The Tomorrow People
Okay, take Classic Doctor Who. Specifically, 80s Doctor Who. Now half its already low budget. Then recast everybody with Adric, a whole crowd of Adrics. That's The Tomorrow People, a show about genetically superior children, that equated "genetically superior" with "smarmy autists in revealing clothing who can teleport".
Even for an audience too familiar with Torchwood and Bill Potts, Tomorrow People was gaaaaaaaaaaaaaaaay. While they don't outright mention it, the subtext is heavier than Tom Baker's kidney stones. Every other serial involves an underage boy in either an opened shirt or bondage gear screaming for help as some alien gimp captures him. Marathoning this show is like going through a parade of long-haired barely pubescent twinks getting sexually humiliated by ITV producers. And I know that might sound exciting for you pedophiles, but it doesn't distract from how boring this show is otherwise. The slowest Doctor Who serial feels like a Tennant episode compared to this dreck. Now imagine being a child at the time this aired, and watching this show while all of your friends would rather watch Blake's 7 or Tom Baker. Depressing, isn't it?

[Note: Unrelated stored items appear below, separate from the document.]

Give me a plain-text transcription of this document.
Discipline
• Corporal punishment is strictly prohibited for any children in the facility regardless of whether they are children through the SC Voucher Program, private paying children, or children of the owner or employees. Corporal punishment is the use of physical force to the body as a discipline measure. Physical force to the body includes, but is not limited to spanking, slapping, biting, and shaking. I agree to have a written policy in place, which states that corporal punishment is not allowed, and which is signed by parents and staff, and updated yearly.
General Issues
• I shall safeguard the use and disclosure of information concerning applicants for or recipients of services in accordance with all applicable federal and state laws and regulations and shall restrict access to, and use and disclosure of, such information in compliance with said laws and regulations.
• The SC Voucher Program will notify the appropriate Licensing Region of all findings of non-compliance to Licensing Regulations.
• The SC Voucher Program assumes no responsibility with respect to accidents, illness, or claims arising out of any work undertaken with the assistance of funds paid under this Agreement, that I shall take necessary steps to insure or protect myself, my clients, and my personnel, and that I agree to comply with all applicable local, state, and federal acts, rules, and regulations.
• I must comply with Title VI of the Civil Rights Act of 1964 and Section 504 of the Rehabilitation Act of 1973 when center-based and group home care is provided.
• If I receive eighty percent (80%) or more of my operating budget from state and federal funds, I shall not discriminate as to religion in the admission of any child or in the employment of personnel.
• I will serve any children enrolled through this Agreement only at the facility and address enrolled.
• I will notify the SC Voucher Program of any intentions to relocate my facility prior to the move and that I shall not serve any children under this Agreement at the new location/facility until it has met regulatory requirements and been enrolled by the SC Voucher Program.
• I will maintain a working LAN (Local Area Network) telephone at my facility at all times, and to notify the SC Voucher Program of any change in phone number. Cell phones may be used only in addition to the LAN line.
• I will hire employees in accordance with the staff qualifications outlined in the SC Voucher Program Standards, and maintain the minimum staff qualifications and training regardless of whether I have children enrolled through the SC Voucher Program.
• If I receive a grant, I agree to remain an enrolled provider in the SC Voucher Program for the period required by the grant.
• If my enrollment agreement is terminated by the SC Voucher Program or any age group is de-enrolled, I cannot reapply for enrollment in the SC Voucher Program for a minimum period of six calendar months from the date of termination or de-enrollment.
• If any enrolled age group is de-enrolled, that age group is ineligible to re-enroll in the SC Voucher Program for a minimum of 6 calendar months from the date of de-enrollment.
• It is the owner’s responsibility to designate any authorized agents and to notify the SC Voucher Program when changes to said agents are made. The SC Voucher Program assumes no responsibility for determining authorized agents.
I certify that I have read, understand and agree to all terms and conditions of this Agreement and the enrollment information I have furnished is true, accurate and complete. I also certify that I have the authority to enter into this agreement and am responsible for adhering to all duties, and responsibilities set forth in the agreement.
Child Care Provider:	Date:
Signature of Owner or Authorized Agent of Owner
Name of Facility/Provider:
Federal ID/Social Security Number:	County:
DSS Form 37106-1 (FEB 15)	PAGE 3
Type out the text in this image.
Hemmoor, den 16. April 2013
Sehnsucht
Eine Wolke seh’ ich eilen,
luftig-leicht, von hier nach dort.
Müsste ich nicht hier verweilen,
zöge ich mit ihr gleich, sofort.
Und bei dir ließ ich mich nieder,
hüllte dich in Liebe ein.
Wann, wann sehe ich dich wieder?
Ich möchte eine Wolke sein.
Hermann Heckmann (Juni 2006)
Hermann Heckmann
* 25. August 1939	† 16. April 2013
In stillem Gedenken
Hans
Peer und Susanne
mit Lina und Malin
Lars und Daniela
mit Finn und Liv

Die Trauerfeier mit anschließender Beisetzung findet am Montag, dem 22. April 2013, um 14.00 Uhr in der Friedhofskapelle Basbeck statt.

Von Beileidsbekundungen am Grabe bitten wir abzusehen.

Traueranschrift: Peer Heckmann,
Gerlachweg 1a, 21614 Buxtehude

Just like Doctor Who, it was brought back for a new audience. Except it was brought back two times. Once as a 90s Nickelodeon show that removed all the pandering shots of shirtless little boys but kept the meandering story. Again as a 2013 CW melodrama that retained the shirtlessness, but aged all the boys up to their mid to late twenties.
And in the midst, Big Finish made a brief audio revival featuring the original 70s cast, lasting for 5 series before Briggs realized nobody liked Tomorrow People for the plot and cancelled it.
Recently, a fourth attempt to revive this franchise of homosexual psychic children was successful and appealed beyond the elderly, sexually repressed men demographic. Except they retitled it Stranger Things.